A tennis coach is running six marathons in memory of a promising young player who died from cancer.
Jamie Martin, 24, became close friends with Murray Stewart despite being on the receiving end of a thrashing when they first met on the court.
After he heard about Murray’s death following a battle with a brain tumour, he decided to raise money for charity in his honour.
Murray was just 22 when he died in 2019 having previously been on the road to recovery.
Jamie’s plans to raise funds were delayed by lockdown, but this year he committed to running more than 150 miles for the Teenage Cancer Trust.
He said: “I decided to run a few marathons and raise as much money as possible. I’m doing five full marathons and two halves, so that’s six in total.
“I thought it would be easy in my head because everybody runs marathons, but it turns out it’s a lot harder than you think.
“The first couple of five and 10ks, I was so out of breath. I could play a tennis match for hours, but couldn’t run half an hour.”
Jamie, from West Dunbartonshire, was living and working in Beijing, China, where he heard about Murray’s death. The pair first met when Jamie was 12 as they played the same tournaments.
A year and a half older, Murray easily won their first match 6-0, 6-1, but the boys hit it off and started training together.
“He got me into high performance training with a squad,” said Jamie. “If it wasn’t for him, my tennis wouldn’t have progressed the way it did.”
Both boys excelled as juniors; Jamie went on to train with the SotoTennis Academy in Spain and Murray with coach Toby Smith in Stirling.

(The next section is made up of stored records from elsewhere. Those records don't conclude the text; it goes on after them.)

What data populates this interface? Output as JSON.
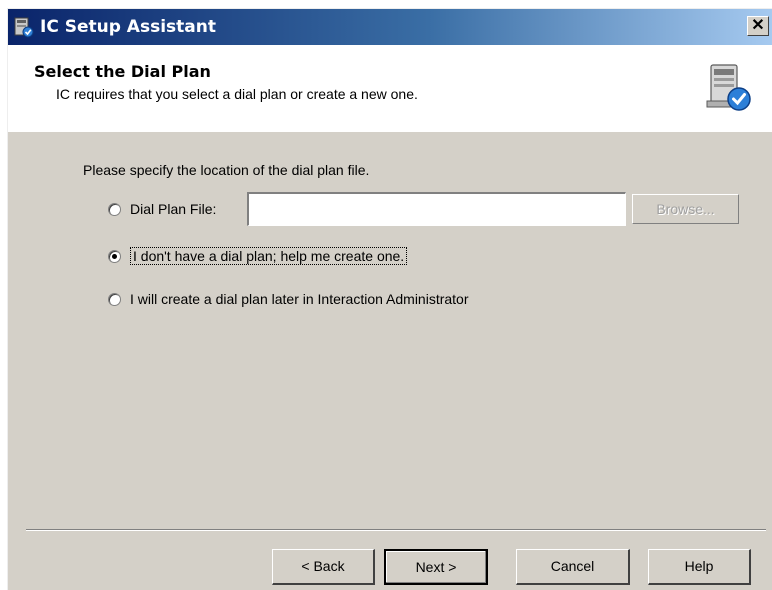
{
  "window": {
    "title": "IC Setup Assistant",
    "close_glyph": "✕"
  },
  "header": {
    "title": "Select the Dial Plan",
    "subtitle": "IC requires that you select a dial plan or create a new one.",
    "icon": "setup-wizard-icon"
  },
  "main": {
    "prompt": "Please specify the location of the dial plan file.",
    "options": [
      {
        "label": "Dial Plan File:",
        "checked": false
      },
      {
        "label": "I don't have a dial plan; help me create one.",
        "checked": true
      },
      {
        "label": "I will create a dial plan later in Interaction Administrator",
        "checked": false
      }
    ],
    "dial_plan_file_value": "",
    "browse_label": "Browse..."
  },
  "footer": {
    "back_label": "< Back",
    "next_label": "Next >",
    "cancel_label": "Cancel",
    "help_label": "Help"
  },
  "colors": {
    "titlebar_start": "#0a246a",
    "titlebar_end": "#a6caf0",
    "dialog_face": "#d4d0c8"
  }
}
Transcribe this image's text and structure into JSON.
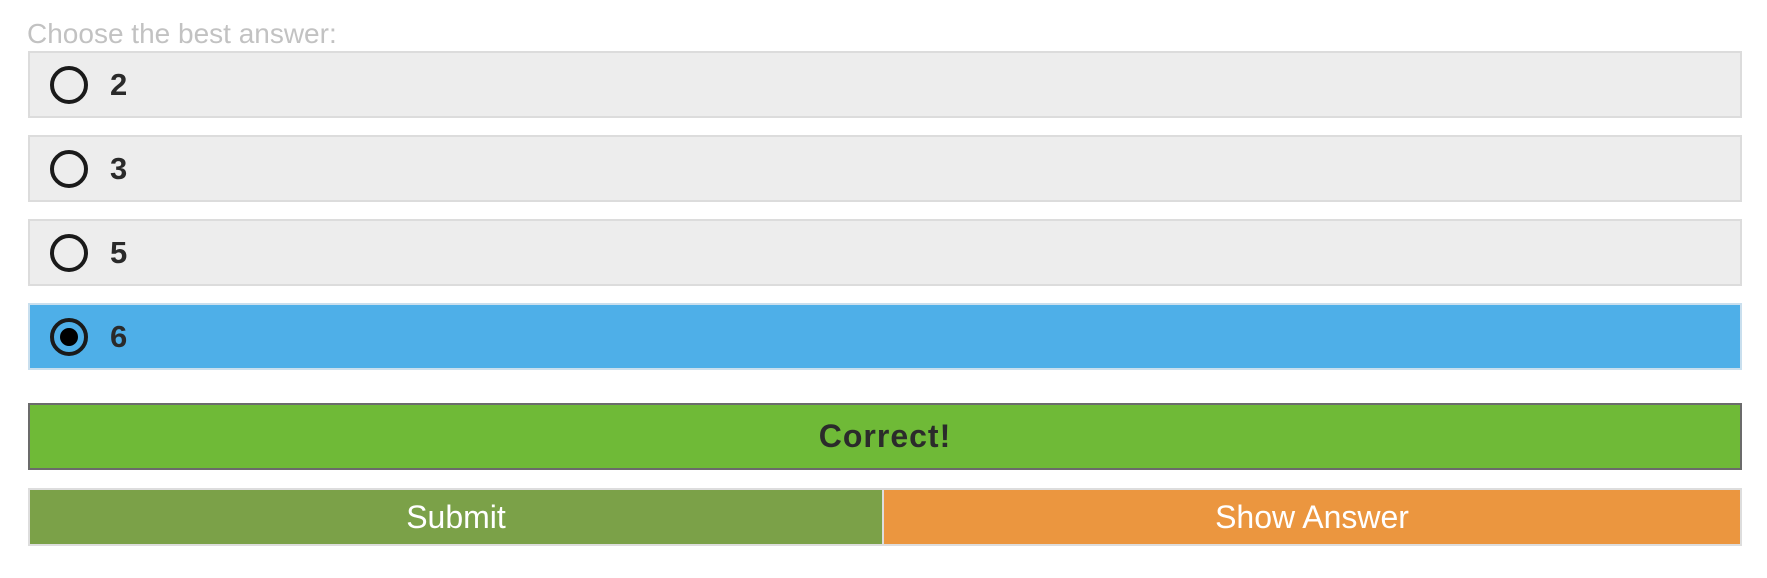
{
  "prompt": "Choose the best answer:",
  "options": [
    {
      "label": "2",
      "selected": false
    },
    {
      "label": "3",
      "selected": false
    },
    {
      "label": "5",
      "selected": false
    },
    {
      "label": "6",
      "selected": true
    }
  ],
  "feedback": "Correct!",
  "buttons": {
    "submit_label": "Submit",
    "show_answer_label": "Show Answer"
  },
  "colors": {
    "option_background": "#ededed",
    "selected_background": "#4eafe8",
    "feedback_background": "#6fba37",
    "submit_background": "#7ba148",
    "show_answer_background": "#eb963f"
  }
}
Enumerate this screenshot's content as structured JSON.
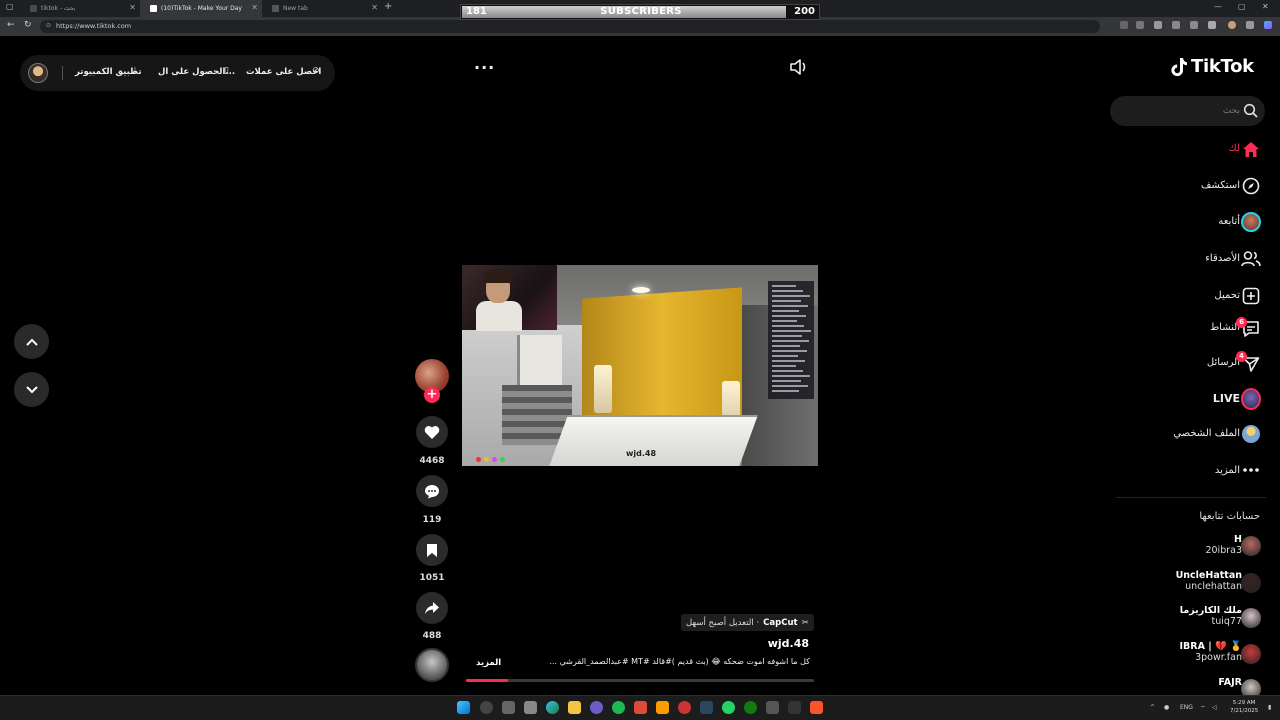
{
  "browser": {
    "tabs": [
      {
        "label": "tiktok - بحث",
        "active": false
      },
      {
        "label": "(10)TikTok - Make Your Day",
        "active": true
      },
      {
        "label": "New tab",
        "active": false
      }
    ],
    "url": "https://www.tiktok.com"
  },
  "subscriber_widget": {
    "current": "181",
    "label": "SUBSCRIBERS",
    "goal": "200",
    "progress": 0.905
  },
  "top_bar": {
    "get_coins": "احصل على عملات",
    "get_app": "الحصول على ال...",
    "desktop_app": "تطبيق الكمبيوتر"
  },
  "video": {
    "overlay_tag": "wjd.48",
    "likes": "4468",
    "comments": "119",
    "saves": "1051",
    "shares": "488",
    "capcut_brand": "CapCut",
    "capcut_text": "· التعديل أصبح أسهل",
    "author": "wjd.48",
    "caption": "كل ما اشوفه اموت ضحكه 😂 (بث قديم )#قالد #MT #عبدالصمد_القرشي ...",
    "more_label": "المزيد",
    "progress": 0.12
  },
  "sidebar": {
    "logo": "TikTok",
    "search_placeholder": "بحث",
    "items": [
      {
        "label": "لك",
        "icon": "home-icon",
        "active": true
      },
      {
        "label": "استكشف",
        "icon": "compass-icon"
      },
      {
        "label": "أتابعه",
        "icon": "following-avatar-icon"
      },
      {
        "label": "الأصدقاء",
        "icon": "friends-icon"
      },
      {
        "label": "تحميل",
        "icon": "upload-icon"
      },
      {
        "label": "النشاط",
        "icon": "activity-icon",
        "badge": "6"
      },
      {
        "label": "الرسائل",
        "icon": "messages-icon",
        "badge": "4"
      },
      {
        "label": "LIVE",
        "icon": "live-icon"
      },
      {
        "label": "الملف الشخصي",
        "icon": "profile-icon"
      },
      {
        "label": "المزيد",
        "icon": "more-icon"
      }
    ],
    "following_title": "حسابات تتابعها",
    "following": [
      {
        "name": "H",
        "user": "20ibra3",
        "color": "#b56a62"
      },
      {
        "name": "UncleHattan",
        "user": "unclehattan",
        "color": "#3a2222"
      },
      {
        "name": "ملك الكاريزما",
        "user": "tuiq77",
        "color": "#d7c1c9"
      },
      {
        "name": "IBRA | 💔 🥇",
        "user": "3powr.fan",
        "color": "#c93a3a"
      },
      {
        "name": "FAJR",
        "user": "",
        "color": "#cfc6c0"
      }
    ]
  },
  "taskbar": {
    "lang": "ENG",
    "time": "5:29 AM",
    "date": "7/21/2025"
  },
  "colors": {
    "accent": "#fe2c55",
    "background": "#000000"
  }
}
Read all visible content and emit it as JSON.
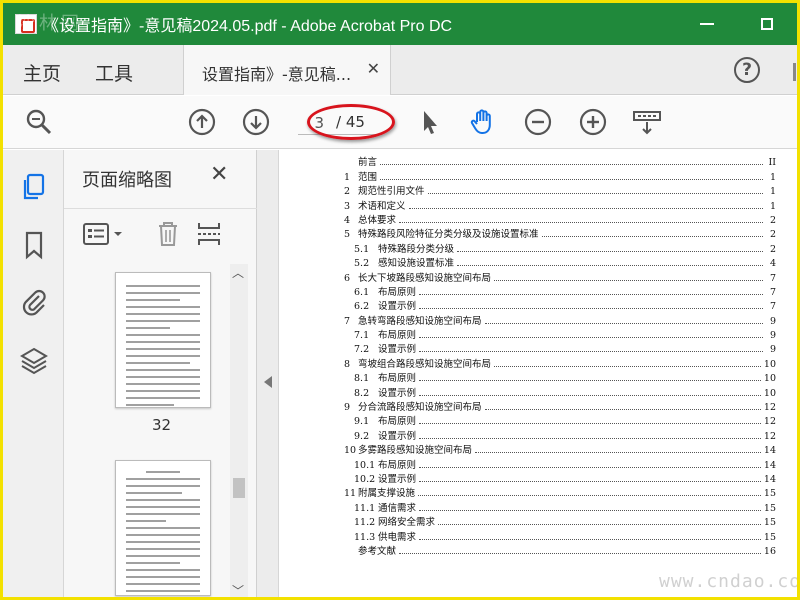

Bonded by their love of tennis, Jamie was devastated to lose his childhood friend so young
“He was so popular because he was so nice and down to earth,” he said. “He didn’t take things too seriously and was always relaxed and great company.
“[When he died] I thought he was on the mend, it was all a bit of a shock.”
As a fit young tennis player, Jamie assumed he would breeze through his marathon training, but instead he has been plagued by injury.
Six weeks before his first marathon, he suffered a stress fracture in his foot, and when that healed, he tore the ligaments in his other foot playing a tennis match.
He has pushed through the pain barrier, however, to complete half the challenge so far, raising around £5000.
Jamie said: “I’ve run three marathons in severe pain and shouldn’t really be running because my ankle hasn’t fully recovered.
“It’s been a painful experience, there’s been a lot of crying, a lot of pain, but I’ve dedicated myself to doing them, so I’m going to keep doing them regardless of how I’m feeling.
“Murray’s mum wrote a comment on my fundraising page saying he would be so proud of me. That makes me want to keep going. I think about what he went through and I’m only running 26 miles.”
Murray’s family told STV News that Jamie had their full support and described the work of the Teenage Cancer Trust as “invaluable”.
They said: “The Stewart family are delighted to support Jamie in his marathon challenge and are so thankful.
“We are so touched that he has chosen to push himself to his limits to raise money for Teenage Cancer Trust who were invaluable to Murray and ourselves through his illness.
“We are also so proud that Murray’s friends choose to remember him and that he inspires them to support a cause that was so close to his heart.”